Delay estimation by FFT
This article relates to the Matlab / Octave code snippet: Delay estimation with subsample resolution
It explains the algorithm and the design decisions behind it.
There are many DSP-related problems, where an unknown timing between two signals needs to be determined and corrected, for example, radar, sonar, time-domain reflectometry, angle-of-arrival estimation, to name a few. It is not difficult to find solutions in the literature - a good starting point is for example the list of references in  - but for some reason things are never as easy in the lab as they look on paper.
This article describes an algorithm that has served me well in the past. It can cope with relatively long signals (millions of samples), works regardless of the absolute delay, positive or negative and is relatively robust, accurate and fast.

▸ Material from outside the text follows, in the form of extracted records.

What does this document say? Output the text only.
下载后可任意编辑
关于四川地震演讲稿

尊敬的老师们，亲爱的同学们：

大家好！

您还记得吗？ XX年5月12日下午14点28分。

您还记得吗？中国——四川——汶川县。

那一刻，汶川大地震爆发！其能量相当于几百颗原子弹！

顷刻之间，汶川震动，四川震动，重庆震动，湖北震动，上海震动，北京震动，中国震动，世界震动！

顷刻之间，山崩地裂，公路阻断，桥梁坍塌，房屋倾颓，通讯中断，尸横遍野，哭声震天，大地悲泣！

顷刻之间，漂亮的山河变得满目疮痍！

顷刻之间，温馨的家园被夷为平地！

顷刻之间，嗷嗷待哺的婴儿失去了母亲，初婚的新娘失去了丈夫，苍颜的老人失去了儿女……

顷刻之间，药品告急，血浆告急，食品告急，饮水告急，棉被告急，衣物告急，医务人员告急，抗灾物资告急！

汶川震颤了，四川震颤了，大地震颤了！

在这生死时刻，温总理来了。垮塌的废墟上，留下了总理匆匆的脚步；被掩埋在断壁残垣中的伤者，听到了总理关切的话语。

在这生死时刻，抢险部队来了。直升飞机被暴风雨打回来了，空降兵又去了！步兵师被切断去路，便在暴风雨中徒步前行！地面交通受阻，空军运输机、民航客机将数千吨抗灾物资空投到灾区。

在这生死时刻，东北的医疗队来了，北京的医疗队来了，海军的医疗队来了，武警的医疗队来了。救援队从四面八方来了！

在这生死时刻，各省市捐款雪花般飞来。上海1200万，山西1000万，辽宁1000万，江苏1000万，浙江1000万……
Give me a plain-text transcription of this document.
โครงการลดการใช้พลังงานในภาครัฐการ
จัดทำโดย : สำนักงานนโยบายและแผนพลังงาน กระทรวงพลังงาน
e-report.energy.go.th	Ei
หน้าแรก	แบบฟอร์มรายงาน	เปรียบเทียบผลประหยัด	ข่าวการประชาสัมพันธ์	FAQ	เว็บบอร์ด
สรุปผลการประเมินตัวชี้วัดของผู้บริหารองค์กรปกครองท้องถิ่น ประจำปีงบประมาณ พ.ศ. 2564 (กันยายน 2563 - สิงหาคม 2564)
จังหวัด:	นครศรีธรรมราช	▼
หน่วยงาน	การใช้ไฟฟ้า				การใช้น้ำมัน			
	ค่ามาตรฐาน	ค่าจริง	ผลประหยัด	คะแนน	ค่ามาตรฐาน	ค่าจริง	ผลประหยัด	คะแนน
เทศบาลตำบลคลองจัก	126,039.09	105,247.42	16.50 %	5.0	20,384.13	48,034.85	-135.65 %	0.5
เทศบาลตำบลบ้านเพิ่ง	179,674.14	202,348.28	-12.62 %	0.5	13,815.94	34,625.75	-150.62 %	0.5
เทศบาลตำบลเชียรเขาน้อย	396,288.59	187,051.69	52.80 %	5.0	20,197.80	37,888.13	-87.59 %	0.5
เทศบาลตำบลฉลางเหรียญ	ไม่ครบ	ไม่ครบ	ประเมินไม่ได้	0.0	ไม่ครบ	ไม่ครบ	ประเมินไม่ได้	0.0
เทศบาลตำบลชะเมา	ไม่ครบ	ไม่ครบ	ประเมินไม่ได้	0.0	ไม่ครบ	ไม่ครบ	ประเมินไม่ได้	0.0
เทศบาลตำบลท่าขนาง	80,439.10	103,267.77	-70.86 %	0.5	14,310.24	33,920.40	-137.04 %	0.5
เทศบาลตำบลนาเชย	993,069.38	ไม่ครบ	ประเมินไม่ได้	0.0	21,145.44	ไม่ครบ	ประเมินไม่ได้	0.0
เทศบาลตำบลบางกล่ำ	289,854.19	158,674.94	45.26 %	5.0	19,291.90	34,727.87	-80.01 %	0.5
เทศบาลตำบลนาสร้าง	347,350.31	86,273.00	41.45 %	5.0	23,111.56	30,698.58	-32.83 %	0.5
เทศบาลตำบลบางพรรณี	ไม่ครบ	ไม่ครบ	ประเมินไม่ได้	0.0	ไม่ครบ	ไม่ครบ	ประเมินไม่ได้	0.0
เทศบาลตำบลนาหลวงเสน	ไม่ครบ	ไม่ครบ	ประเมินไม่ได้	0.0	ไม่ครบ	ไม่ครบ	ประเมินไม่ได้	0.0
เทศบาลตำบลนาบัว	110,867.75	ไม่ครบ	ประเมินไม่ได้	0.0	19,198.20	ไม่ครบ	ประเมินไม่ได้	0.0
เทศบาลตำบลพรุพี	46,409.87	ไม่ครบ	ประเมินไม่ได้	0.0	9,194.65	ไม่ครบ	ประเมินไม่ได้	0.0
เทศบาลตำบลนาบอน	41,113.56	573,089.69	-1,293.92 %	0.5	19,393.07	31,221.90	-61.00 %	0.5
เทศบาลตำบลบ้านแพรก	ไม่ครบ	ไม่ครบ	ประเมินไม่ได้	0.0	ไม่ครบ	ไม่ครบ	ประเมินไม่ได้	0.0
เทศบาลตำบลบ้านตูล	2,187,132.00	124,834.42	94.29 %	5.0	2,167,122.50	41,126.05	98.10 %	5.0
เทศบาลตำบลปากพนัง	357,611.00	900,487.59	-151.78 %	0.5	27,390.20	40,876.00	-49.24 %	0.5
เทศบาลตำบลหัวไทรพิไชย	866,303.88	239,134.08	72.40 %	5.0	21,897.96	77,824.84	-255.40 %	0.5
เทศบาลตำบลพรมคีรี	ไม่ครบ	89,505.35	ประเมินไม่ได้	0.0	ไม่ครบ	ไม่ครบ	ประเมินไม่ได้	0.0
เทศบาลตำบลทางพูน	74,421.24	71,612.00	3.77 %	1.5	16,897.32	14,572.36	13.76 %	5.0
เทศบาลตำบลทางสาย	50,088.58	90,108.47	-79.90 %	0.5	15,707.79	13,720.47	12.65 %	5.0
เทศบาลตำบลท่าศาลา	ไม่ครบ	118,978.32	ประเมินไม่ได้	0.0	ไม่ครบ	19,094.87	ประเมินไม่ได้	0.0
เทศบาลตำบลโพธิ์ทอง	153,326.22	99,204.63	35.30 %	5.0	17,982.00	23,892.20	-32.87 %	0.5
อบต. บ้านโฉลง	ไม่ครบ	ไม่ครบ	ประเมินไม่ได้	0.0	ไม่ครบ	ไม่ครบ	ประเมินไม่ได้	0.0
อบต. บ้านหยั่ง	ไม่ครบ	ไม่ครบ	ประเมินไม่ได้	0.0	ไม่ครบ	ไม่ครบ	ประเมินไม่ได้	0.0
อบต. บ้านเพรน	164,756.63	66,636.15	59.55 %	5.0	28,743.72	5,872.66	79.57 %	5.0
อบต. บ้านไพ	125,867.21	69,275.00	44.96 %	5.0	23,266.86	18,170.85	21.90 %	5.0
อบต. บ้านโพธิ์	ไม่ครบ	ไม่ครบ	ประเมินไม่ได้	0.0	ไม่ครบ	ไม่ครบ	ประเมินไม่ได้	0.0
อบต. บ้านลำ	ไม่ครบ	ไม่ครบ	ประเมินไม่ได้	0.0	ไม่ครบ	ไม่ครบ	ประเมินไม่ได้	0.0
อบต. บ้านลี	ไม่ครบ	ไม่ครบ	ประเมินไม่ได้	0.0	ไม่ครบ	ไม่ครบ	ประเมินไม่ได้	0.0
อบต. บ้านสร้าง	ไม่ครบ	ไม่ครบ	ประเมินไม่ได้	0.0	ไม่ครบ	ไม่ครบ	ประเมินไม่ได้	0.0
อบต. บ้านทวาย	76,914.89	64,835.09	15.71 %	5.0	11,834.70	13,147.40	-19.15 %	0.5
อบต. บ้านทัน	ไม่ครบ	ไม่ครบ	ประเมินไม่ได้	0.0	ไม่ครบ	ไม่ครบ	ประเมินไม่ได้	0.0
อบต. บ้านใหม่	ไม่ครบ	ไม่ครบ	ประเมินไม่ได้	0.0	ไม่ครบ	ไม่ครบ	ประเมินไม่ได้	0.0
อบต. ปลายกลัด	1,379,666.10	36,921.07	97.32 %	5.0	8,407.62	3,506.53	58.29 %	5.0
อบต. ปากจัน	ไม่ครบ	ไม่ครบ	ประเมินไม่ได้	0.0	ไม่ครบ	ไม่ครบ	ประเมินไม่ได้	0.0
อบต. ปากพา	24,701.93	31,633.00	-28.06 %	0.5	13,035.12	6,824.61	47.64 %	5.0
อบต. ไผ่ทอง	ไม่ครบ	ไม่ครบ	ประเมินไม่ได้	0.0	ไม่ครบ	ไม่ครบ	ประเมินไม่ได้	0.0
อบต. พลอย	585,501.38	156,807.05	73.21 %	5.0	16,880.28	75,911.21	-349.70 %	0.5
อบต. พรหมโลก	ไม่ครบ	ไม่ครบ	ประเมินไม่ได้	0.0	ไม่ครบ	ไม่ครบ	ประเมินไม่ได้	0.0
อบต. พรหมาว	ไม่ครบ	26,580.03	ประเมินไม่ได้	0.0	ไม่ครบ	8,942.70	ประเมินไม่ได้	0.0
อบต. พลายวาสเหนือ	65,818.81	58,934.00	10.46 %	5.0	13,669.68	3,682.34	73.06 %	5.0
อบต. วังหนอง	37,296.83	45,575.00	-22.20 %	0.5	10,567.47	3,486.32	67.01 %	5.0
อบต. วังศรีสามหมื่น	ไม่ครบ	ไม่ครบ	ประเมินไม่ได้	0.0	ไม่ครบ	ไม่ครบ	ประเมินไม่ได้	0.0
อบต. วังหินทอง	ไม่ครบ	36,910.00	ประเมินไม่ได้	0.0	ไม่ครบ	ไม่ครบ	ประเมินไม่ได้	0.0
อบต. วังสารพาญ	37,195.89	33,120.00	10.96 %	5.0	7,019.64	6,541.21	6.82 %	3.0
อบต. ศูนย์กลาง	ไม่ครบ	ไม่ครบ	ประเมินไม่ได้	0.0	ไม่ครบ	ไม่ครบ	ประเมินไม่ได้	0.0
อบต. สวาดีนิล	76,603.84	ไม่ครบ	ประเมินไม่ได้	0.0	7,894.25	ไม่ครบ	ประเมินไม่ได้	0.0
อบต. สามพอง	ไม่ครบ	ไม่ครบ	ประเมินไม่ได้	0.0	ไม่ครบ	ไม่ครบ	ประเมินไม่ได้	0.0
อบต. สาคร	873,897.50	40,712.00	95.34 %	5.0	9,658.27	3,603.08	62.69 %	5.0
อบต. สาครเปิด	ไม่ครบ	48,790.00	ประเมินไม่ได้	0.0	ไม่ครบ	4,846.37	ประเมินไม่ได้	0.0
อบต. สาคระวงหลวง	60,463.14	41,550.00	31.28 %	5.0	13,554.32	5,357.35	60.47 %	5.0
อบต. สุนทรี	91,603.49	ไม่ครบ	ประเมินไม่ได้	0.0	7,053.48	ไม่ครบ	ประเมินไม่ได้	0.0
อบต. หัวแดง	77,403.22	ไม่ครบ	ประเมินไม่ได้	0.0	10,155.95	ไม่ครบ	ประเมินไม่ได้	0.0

For example, it can be used to line up baseband signals that represent input and output of a power amplifier, to extract distortion characteristics by coherent processing.
Use cases, advantages and disadvantages
- Use as general-purpose tool for simulations and measurements to align input and output samples
- For example: It has been used extensively for wide-band radio frequency measurements, which require very accurate input-/output alignment.
- Notuseful for real-time applications. The whole signal needs to be known in advance.
- Notrecommended for hardware or embedded implementation. Use a specialized method and optimize for the signal in question.
- Meant as a robust lab tool that (usually) does what it's supposed to do without need for any further supervision.
- Properly used, the accuracy can be orders of magnitude higher than typical "ad-hoc" solutions. It sure beats lining up signals with an oscilloscope.
- Suitable for band pass (high pass) test signals, gaps in the power spectrum and narrow-band interference
- May fail as result of excessive group delay variations (see Figure 6 why).
If so, my code snippet  may be a more reliable but slower and less accurate alternative.
- I wouldn't recommend it for timing-recovery 'homework' problems where the estimation is the main objective (if so: For some down-to-earth introduction, see  ).
That said, it will happily give arrival time, magnitude and carrier phase from a known preamble / pilot signal, for example to calibrate the delay in a link-level simulator.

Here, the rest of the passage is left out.